The Rise of Dalgona Coffee: The Quarantine Drink Everyone Loves | Go Travel Daily

The Rise of Dalgona Coffee: The Quarantine Drink Everyone Loves

The Rise of Dalgona Coffee: A Caffeine Sensation

If you’ve looked at social media at any point during the past few months, you’ve likely scrolled past a picture of dalgona coffee, a white and tan beverage with a milky base, topped with a mixture of instant coffee, sugar, and water that’s been whisked into thick and creamy oblivion. Whipped or beaten coffee is a standard beverage in many cultures – in Greece, it’s called a frappé; in India and Pakistan, phenti hui or phitti hui coffee – but much like bread-baking and bean-making, it’s become a quarantine classic, seemingly overnight.

The sweet caffeinated drink began its ascent to internet fame in January, when actor Jung Il-woo visited a café in Macau known for its blended coffee and captured the moment for his TV show, Stars’ Top Recipe at Fun-Staurant. He mentioned that the flavor was similar to that of South Korea’s dalgona candy, a burnt-sugar toffee-like confection commonly sold as a street snack. Consequently, when the YouTube clip took off, the name stuck.

TikTokers soon picked up the concept, and the drink became a bona fide sensation. Today, some ASMR-style how-to videos have garnered tens of millions of views, while the #dalgonacoffee hashtags on Twitter, Instagram, and TikTok remain incredibly popular. Moreover, some users have started swapping in ingredients like matcha, which makes for a striking substitution.

Matcha makes for a striking substitution © Tatyana Berkovich/Getty Images/iStockphoto

This isn’t the concoction’s first brush with fame. In the early aughts, the Macau café’s blended coffee drink – a mixture stirred no fewer than 400 times – earned the praise of Hong Kong-born actor Chow Yun-Fat, which sparked local and international interest for a number of years. Hon Kee Café owner Leong Kam Hon told CNN in 2013 that he learned his method from “a foreign couple” who used to stop in during their annual pilgrimage for the Grand Prix, though he resisted the effort it required until the action star was involved.

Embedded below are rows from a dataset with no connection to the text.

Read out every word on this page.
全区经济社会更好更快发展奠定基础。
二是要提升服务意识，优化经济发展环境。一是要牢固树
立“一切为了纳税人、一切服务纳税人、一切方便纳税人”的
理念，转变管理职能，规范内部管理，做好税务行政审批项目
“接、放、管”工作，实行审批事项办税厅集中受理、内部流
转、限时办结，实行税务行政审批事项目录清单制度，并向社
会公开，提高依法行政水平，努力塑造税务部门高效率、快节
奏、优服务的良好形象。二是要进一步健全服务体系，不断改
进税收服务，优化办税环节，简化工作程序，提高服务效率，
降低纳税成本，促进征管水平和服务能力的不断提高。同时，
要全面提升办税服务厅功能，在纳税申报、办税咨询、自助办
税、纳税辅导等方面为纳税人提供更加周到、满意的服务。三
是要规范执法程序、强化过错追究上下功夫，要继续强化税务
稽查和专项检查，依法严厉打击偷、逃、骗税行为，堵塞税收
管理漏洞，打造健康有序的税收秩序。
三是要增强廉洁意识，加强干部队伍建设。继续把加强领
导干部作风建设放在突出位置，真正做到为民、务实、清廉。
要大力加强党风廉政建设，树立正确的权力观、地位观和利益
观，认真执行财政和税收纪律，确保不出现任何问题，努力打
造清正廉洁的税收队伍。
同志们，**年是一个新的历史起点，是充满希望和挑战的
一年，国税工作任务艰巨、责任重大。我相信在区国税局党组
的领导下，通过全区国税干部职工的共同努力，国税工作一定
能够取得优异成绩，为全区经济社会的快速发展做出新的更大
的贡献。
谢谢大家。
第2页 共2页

“The last time they were here, they came to me and tried to teach me how to make a coffee, [but] it was so troublesome,” he said. “I used to just boil a whole pot of coffee. I didn’t give them much thought and continued to boil my coffee my own way until the day Chow Yun-Fat came to visit the cafe.”

Jung’s visit earlier this year ignited public interest in similar fashion, yet he was surprised by the enthusiastic response the drink received. “I never expected dalgona coffee to get this popular,” he told the New York Times in mid-April. “It takes time and patience, but it’s certainly rewarding.”

The photogenic beverage seems custom-made for the social media era. Its simple ingredients – equal parts water, instant coffee, and sugar stirred to a creamy froth and poured over hot or cold milk – and basic equipment – a hand whisk or a mixer – have struck a chord. During a time when quarantines and lockdowns have pushed people to rediscover their home kitchens, simple, inexpensive luxuries like dalgona coffee are particularly appealing.

“Everyone is trying to get their specialty coffee fix without having to leave the house,” one dalgona convert told Vice. “Yes, there’s Starbucks and there are small coffee shops that are still open, but since everyone’s at home, might as well make it from home.”

From Prohibition-born cocktails to wartime shortages that brought uncommon foodstuffs to the table, it’s not unusual for crises to spur change in the culinary landscape. “Upheavals impact so many patterns in our daily lives,” historian Ashley Rose Young recently told the Atlantic. “One of the first sectors of our lives that is hit can be food culture… It’s something that we do every day: procure food, consume food.”

While we may not be facing the food scarcity of days gone by, many people are turning to the kitchen to cope with current anxieties. For travelers in particular, international recipes can be a way to feel more connected to the world at large: they don’t quite scratch that wanderlust itch, but they are transporting, if only temporarily.